Gerald Wright's Movie Coverage
THE X FILES: I Want To Believe Movie Review
Directed by: Chris Carter
Running time:104 minutes
Release date: July 25, 2008
Genre: Drama, Thriller and Suspense, Mystery and Sequel
Distributor: 20th Century Fox
MPAA Rating: PG-13
The X-Files television series premiered on FOX on September 10, 1993, the plot chronicled the lives and adventures of Fox Mulder (David Duchovny) and Dana Scully (Gillian Anderson), two desperate FBI agents assigned to investigate cases that involved the paranormal and supernatural.The show was as much of a phenomenon abroad as it was in America. In 2002, the show had its ninth and final season (and it already had a 1998 feature film released based on the series.) As a fan, I followed the television show and enjoyed the first film. This long-anticipated sequel reunites the original co-stars, director and writers in a eerie suspenseful masterpiece of a thriller.
There is very little I can say about the plot of this film because it would be spoiling; however, I can explain that this is the best outing of The X File duo. When I think of suspense, the thought of something lurking in the background comes to mind and this flick delivers. Contrary to popular belief, Alfred Hitchcock once explained, suspense bears no relationship to fear. Instead, it is that feeling of waiting for something to happen that builds suspense.
David Duchovny, portraying Mulder, seems to have the natural talent to build suspense in this thriller. He is the protagonist who prevents certain tragic events from happening, with the assistance of Scully (Gillian Anderson), thus, giving the audience the experience of a vicarious thrill.
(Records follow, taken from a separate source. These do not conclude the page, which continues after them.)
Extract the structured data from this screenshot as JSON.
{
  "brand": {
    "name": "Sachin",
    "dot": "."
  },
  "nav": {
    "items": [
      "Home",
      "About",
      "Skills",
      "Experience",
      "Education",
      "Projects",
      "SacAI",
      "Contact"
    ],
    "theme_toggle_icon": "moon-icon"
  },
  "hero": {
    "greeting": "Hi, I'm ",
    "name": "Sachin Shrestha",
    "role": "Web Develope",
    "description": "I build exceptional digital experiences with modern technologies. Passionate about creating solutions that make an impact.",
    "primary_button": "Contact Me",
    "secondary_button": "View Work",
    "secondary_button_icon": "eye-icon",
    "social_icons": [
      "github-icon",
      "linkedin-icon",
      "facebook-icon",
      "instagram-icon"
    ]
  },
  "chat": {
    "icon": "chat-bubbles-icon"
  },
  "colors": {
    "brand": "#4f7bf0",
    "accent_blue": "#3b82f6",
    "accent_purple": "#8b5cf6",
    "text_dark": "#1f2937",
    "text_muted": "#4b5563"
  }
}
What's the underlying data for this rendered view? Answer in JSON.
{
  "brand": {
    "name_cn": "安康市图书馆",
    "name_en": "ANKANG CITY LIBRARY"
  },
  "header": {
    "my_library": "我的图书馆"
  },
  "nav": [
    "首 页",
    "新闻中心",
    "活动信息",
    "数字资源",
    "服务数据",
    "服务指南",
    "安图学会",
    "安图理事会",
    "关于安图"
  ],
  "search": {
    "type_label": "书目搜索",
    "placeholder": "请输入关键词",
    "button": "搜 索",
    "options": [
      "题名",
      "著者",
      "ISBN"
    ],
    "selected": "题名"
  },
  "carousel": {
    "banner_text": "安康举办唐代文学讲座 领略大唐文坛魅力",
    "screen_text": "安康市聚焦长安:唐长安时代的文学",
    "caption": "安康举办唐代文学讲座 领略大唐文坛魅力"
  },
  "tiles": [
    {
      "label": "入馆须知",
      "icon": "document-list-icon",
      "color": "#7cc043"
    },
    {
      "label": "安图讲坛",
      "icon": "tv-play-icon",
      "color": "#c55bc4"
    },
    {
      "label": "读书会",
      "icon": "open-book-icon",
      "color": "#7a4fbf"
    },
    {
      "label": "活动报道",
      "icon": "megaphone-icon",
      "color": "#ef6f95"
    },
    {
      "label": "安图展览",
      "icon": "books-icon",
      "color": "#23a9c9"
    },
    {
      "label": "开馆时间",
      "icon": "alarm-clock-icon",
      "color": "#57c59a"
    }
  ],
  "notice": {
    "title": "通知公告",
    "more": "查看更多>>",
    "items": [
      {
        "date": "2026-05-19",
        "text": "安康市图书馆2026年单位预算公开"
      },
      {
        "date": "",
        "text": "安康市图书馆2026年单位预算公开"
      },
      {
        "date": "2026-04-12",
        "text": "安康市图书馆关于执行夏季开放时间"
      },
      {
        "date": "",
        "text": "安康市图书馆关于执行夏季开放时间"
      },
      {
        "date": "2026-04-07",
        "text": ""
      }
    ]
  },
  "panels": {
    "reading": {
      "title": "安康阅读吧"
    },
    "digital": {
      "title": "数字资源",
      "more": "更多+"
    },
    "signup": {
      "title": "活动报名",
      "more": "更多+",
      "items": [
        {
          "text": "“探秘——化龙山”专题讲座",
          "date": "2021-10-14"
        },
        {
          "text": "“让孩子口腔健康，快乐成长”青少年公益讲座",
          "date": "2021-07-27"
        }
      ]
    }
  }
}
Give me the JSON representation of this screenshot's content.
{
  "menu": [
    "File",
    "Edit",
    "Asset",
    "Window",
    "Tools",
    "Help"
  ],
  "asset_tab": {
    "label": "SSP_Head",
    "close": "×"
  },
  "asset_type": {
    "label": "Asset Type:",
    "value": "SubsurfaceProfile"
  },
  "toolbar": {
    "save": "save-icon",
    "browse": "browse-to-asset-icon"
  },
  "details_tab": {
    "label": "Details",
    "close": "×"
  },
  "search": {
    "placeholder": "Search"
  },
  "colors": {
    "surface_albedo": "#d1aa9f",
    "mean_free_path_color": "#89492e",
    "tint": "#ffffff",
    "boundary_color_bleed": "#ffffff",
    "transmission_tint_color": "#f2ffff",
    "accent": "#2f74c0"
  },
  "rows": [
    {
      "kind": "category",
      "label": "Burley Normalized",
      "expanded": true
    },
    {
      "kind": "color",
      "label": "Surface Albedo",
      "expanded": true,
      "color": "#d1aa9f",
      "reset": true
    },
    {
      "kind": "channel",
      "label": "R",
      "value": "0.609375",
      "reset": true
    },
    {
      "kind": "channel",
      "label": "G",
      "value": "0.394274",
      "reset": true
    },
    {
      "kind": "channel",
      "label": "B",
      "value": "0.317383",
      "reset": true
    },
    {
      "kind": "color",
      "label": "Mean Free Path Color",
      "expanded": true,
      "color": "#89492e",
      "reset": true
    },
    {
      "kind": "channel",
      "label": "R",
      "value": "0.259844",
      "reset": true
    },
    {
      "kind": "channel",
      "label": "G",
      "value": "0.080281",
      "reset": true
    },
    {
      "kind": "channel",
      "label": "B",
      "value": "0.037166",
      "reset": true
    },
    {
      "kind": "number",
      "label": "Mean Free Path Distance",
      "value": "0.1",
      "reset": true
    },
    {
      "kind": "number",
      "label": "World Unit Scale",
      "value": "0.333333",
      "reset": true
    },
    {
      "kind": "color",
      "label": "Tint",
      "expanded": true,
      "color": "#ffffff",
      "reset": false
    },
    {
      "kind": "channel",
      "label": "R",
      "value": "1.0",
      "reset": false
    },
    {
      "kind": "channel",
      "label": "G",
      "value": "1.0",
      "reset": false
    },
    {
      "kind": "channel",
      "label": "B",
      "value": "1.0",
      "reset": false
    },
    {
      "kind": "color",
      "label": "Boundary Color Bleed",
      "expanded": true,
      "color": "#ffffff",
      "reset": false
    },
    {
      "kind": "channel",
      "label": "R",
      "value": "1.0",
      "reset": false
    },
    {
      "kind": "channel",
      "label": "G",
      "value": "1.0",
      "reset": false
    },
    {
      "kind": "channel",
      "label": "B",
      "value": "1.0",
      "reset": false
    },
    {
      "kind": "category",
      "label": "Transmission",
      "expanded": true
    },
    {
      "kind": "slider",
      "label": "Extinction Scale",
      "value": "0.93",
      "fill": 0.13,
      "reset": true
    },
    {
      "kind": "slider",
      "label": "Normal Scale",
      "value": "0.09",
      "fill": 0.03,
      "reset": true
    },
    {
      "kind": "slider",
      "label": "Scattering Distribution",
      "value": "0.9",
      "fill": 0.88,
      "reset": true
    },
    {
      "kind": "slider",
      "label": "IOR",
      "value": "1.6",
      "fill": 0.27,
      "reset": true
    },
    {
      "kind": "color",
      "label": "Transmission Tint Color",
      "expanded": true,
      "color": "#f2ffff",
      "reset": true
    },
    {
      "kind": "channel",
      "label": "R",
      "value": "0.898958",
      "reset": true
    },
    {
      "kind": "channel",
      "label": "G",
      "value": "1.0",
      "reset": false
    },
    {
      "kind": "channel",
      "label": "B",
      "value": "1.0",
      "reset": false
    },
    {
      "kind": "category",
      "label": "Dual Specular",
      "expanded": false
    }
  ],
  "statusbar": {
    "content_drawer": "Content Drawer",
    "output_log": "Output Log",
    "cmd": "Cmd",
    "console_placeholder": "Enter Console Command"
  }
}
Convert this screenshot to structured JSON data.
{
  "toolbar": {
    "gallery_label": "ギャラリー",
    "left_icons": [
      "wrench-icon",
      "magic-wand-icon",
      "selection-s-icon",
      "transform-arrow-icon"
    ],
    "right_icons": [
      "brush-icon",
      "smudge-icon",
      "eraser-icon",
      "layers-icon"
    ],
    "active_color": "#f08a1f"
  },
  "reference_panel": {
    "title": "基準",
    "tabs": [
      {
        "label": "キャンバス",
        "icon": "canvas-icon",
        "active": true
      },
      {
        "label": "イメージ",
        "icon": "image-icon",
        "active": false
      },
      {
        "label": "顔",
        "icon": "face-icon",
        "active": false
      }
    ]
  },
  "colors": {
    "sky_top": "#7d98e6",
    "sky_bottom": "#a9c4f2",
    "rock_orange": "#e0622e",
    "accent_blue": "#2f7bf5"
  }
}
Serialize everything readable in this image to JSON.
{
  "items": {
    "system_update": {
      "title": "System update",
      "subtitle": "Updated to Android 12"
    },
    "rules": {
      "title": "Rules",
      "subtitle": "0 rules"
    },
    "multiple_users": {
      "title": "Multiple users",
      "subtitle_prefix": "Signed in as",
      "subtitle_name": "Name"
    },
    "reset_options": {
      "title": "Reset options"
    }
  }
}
The audience identifies with them and the danger they face and becomes a participant in the chase.
This involved plot has many new elements, including the fact that Mulder and Scully are now a couple. They seem to be made for each other. Dr. Scully is working at a religious hospital, which of course gives her ample problems with her work as a physician. She fights her demons on how and why she should believe in God. Mulder is in hiding from the FBI because he's on their "Wanted List".
Mulder and Scully are called in by FBI agent Dakota Whitney (Amanda Peet) on a case of a missing FBI agent in the snowy settings of West Virginia. Only a psychic, defrocked priest Joseph Crissman (Billy Connolly) can locate the missing agent. Yet the bureau wants to be sure the priest isn't a fraud, as the priest is a convicted pedophile trying to find redemption. The addition of these two new characters is a mark of genius. Billy Connolly adds to the story's supernatural/thriller basis, injecting tension into the unpredictable and frightening scenes. This plot element puts Mulder and Scully in situations battling an other-worldly entity beyond their comprehension.
While the tagline is of this flick is "Don't Give Up," you should give up the price of a ticket to see this fantastic movie. Amanda Peet gives a great dramatic performance as the agent in charge of the investigation. David Duchovny shows the brilliant and rare ability to combine being an action hero with being the romantic lead in this role. The always stunning Gillian Anderson shines as Scully whose character captivated the majority of the film. The movie allowed Scully to stretch in many directions, thanks to Gillian Anderson's magnificent performance. The film lives up to the hype.